The F-35 full-mission simulator is part of Lockheed’s F-35 pilot training program, which incorporates various procedural and interactive training. There are three different versions of the simulator, including the full-mission simulator (FMS) and deployable mission rehearsal trainer (DMRT) used on aircraft carriers. A third variant, the mission rehearsal trainer (MRT) is a smaller version of the FMS with a limited visual system.
Every simulator features the same software and code, including the latest Block 3F upgrade, that is featured on the F-35 jet. Other simulator enhancements coming in 2019 include a new distributed mission training (DMT) capability and Block 4 training system upgrades. DMT will enable F-35 pilots to virtually fly with up to 12 flight simulators networked together across different bases and training facilities in a fully integrated environment.
Additive manufacturing will only be used for the FMS variant. Lockheed is under contract to provide 15 simulators for F-35 low rate initial production lot 11 (LRIP).
A 3-D printed side panel for an F-35 full motion simulator. Photo, courtesy of Lockheed Martin.

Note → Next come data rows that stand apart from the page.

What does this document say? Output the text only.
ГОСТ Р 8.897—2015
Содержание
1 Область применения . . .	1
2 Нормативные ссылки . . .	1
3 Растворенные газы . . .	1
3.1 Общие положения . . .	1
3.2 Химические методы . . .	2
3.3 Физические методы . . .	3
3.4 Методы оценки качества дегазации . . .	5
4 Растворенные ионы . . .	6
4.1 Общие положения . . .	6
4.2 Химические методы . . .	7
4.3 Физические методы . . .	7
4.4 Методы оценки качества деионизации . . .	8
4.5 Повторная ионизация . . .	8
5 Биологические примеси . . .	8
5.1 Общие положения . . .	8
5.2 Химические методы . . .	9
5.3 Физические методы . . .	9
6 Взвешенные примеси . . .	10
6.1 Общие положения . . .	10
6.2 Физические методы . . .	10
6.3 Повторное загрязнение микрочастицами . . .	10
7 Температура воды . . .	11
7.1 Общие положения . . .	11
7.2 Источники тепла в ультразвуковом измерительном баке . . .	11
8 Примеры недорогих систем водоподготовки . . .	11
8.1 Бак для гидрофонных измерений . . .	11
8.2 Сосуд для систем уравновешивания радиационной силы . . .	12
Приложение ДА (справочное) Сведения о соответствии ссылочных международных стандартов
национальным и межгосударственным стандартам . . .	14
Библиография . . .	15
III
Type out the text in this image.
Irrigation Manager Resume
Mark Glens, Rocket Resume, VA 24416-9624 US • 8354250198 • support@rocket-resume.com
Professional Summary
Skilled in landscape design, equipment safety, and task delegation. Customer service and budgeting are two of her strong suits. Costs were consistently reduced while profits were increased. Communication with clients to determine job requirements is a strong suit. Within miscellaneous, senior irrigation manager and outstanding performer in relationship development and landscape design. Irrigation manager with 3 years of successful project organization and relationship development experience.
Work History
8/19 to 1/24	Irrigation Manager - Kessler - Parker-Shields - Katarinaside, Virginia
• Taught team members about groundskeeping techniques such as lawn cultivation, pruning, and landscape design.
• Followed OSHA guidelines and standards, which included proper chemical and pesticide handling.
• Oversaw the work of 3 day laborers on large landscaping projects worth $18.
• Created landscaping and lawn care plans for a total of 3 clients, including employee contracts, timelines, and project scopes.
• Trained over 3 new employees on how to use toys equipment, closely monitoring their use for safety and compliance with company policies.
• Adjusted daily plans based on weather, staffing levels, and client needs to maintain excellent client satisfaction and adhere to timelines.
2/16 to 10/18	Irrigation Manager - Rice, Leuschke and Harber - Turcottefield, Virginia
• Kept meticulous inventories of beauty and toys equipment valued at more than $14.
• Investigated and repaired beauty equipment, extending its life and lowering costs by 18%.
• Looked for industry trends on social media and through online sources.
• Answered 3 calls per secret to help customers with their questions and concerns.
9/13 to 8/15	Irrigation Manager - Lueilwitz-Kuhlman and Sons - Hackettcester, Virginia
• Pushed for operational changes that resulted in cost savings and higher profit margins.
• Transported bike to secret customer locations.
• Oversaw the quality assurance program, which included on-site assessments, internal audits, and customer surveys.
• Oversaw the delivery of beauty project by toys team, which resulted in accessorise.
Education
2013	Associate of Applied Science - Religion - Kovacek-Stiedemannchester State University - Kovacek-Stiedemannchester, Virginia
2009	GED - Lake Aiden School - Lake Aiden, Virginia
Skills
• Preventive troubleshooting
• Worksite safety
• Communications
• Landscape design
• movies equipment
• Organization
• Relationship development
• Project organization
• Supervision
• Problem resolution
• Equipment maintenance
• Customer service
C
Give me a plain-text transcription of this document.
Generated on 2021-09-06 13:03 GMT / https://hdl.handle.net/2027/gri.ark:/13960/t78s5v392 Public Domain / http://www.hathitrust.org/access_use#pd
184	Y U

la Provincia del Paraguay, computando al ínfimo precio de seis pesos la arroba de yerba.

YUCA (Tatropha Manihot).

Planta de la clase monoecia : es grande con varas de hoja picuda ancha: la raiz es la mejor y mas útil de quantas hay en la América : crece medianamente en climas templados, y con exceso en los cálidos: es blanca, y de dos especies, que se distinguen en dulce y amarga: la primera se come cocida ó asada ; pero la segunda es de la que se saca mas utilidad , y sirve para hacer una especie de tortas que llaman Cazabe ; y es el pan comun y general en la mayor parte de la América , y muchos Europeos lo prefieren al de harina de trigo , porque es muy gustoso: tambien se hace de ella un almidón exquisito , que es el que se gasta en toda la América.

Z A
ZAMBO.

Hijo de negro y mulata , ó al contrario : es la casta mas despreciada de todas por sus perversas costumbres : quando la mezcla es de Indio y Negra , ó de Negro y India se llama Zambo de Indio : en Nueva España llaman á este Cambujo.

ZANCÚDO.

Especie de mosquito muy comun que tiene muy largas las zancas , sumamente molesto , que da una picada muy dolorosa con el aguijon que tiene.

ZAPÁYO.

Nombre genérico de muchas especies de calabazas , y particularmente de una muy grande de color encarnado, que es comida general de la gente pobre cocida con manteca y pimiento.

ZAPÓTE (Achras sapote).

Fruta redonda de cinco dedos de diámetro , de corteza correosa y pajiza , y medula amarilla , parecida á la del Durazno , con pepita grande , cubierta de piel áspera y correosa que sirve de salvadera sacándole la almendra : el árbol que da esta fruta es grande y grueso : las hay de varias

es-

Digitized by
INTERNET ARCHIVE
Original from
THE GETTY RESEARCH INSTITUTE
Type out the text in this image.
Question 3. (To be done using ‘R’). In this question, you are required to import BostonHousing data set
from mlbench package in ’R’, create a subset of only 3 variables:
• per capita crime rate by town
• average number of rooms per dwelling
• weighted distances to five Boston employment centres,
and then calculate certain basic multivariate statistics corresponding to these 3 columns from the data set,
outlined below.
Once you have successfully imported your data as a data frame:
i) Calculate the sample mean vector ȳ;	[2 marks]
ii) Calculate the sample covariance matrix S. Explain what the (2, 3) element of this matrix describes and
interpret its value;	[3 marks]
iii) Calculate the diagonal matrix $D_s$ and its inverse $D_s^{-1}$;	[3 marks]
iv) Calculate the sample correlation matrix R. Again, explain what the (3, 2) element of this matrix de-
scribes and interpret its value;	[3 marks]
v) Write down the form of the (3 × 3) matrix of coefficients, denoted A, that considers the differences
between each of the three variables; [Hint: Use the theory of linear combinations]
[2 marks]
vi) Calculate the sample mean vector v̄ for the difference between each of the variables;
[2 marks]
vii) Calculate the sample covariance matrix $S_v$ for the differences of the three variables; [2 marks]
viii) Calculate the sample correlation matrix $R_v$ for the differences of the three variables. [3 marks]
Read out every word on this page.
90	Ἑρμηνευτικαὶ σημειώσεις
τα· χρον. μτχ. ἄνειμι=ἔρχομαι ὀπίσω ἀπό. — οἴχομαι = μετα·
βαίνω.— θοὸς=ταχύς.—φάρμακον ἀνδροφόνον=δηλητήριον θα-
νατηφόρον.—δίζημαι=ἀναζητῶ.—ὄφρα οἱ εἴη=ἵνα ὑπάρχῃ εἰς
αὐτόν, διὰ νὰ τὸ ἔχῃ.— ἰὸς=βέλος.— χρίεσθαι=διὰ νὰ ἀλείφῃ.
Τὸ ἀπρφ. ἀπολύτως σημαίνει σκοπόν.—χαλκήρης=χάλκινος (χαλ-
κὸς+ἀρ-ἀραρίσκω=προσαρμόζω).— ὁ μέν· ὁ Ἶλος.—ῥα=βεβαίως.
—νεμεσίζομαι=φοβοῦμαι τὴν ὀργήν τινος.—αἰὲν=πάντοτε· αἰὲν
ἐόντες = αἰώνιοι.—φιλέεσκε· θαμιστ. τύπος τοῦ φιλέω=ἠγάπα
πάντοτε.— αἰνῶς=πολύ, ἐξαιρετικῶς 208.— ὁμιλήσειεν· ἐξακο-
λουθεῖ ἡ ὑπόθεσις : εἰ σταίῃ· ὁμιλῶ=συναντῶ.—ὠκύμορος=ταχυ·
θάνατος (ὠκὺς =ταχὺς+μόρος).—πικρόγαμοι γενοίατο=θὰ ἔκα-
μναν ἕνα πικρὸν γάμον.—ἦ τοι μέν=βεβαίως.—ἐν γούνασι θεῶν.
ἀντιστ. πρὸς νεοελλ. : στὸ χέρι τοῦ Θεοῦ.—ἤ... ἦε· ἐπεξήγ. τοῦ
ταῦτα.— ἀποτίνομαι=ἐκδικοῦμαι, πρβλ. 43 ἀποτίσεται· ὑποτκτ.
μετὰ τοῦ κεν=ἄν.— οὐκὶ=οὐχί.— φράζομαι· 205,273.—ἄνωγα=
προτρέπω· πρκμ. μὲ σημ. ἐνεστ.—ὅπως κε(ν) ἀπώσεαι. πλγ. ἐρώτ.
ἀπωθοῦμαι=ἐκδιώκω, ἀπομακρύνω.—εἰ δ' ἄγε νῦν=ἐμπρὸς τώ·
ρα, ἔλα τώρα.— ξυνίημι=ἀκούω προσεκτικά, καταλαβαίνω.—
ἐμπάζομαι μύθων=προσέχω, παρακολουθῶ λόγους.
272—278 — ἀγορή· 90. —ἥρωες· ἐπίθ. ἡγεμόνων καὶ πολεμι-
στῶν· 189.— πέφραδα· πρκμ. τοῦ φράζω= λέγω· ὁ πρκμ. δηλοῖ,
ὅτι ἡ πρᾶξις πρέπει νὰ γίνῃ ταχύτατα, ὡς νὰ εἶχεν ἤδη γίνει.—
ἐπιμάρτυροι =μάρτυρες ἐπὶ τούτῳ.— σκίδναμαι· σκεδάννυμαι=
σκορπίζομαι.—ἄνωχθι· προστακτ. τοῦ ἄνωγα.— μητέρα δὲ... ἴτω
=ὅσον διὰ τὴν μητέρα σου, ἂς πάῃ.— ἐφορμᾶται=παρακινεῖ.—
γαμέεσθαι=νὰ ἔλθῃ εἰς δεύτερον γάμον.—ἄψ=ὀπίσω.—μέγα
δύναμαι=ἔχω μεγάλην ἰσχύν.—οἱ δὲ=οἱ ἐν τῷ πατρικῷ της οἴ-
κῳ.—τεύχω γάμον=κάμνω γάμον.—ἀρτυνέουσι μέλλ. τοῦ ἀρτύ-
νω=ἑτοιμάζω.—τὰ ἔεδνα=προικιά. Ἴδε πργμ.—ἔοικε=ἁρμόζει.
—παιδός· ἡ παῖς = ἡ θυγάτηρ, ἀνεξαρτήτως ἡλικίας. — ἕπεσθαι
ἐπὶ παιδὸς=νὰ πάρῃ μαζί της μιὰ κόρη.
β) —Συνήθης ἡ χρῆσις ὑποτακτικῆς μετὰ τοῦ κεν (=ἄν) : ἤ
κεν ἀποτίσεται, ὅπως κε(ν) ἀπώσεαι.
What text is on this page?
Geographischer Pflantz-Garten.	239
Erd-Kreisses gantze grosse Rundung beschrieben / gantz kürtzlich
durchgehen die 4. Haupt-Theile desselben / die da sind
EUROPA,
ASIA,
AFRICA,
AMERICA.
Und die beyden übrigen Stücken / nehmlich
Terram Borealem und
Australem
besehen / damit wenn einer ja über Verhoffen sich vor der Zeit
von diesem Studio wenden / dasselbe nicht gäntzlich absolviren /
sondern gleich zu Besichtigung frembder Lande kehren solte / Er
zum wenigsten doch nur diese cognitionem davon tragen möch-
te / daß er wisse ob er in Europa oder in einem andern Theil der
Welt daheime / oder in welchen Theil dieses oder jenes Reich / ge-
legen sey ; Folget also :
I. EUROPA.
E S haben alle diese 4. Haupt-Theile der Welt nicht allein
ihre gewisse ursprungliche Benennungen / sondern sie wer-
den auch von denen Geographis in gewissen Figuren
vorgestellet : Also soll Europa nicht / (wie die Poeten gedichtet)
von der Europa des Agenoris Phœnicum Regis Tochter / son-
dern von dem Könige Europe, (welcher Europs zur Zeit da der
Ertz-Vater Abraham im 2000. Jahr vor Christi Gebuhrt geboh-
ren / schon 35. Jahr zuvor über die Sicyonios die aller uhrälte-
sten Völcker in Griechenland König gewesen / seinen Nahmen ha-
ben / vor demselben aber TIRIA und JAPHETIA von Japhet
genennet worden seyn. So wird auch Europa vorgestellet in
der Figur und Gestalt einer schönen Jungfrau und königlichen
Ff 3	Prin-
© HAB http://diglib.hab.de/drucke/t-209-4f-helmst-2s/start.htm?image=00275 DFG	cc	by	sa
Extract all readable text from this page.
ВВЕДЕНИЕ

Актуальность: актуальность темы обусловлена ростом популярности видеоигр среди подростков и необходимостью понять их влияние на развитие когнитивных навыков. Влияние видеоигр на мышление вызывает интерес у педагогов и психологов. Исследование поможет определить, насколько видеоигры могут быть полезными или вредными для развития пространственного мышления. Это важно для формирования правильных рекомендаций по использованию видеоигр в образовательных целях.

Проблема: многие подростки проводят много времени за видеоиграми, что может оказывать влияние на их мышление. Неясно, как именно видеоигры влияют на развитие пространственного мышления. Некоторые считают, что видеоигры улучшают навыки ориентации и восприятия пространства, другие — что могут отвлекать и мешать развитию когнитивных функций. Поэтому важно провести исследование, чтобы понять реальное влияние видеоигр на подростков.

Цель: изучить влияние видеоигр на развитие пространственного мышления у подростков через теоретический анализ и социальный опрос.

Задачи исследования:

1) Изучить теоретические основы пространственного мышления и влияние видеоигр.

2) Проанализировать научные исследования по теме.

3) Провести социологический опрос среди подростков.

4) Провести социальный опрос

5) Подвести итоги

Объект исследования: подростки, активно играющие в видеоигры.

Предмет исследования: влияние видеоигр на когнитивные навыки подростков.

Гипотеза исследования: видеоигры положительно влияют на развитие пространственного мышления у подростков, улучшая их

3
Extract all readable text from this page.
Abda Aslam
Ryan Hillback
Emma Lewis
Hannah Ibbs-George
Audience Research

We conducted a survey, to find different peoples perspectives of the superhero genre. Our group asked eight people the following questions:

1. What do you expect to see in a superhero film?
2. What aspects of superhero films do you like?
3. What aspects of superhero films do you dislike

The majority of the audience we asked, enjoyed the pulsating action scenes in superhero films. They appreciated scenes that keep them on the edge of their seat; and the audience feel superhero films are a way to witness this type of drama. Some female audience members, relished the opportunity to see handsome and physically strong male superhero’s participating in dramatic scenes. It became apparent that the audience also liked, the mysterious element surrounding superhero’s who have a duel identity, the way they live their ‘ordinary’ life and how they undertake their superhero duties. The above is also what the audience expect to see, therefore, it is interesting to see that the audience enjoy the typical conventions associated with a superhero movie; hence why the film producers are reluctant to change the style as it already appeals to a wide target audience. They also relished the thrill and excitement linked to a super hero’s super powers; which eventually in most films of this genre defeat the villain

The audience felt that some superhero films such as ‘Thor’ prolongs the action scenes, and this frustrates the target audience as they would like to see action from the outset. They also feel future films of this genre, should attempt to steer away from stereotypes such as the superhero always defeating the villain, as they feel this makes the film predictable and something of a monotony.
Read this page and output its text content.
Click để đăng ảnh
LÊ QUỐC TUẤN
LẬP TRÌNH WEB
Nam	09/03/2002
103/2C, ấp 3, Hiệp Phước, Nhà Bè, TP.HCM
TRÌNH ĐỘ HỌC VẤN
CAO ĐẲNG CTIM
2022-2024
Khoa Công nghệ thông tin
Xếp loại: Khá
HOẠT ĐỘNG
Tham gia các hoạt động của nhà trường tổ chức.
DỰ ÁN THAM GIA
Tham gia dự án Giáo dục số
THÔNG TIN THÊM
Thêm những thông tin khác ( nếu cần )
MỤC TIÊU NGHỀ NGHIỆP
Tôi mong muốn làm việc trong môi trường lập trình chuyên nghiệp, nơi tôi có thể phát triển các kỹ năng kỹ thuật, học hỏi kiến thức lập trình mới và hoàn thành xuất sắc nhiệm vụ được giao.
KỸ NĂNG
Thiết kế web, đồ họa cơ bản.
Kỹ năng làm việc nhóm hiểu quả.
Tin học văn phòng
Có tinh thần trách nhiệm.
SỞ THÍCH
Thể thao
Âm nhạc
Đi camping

Recent improvements in 3-D printing technology have led to increased adoption throughout the aerospace and defense manufacturing industries. Boeing for example currently uses additive manufacturing technology at 20 different sites in four countries, according to research on how 3-D printing is changing manufacturing published by Gartner analyst Pete Basiliere. GE Aviation also used additive manufacturing to convert 855 conventionally manufactured parts into 12 3-D printed parts on its advanced turboprop engine design.
Digital manufacturing company Sculpteo’s 2018 3-D printing global case study estimates that 64 percent of aerospace and defense companies are currently using 3-D printing in production.
“We’ve actually found that within the additive manufacturing world these machines are evolving very rapidly. We started with very small components, brackets, some housing and casing of the inserted components. When we start 3-D printing the entire cockpit that will cut our cycle time down significantly as well as the cost as we no longer have to go out and buy 500 components,” said Gowder.
Prototypes of Lockheed’s fully 3-D printed simulators are already completed.
In addition to U.S. training sites, the 3-D printed simulators will be delivered to F-35 partner nations, including Australia, Italy, Norway, Japan and the UK among others.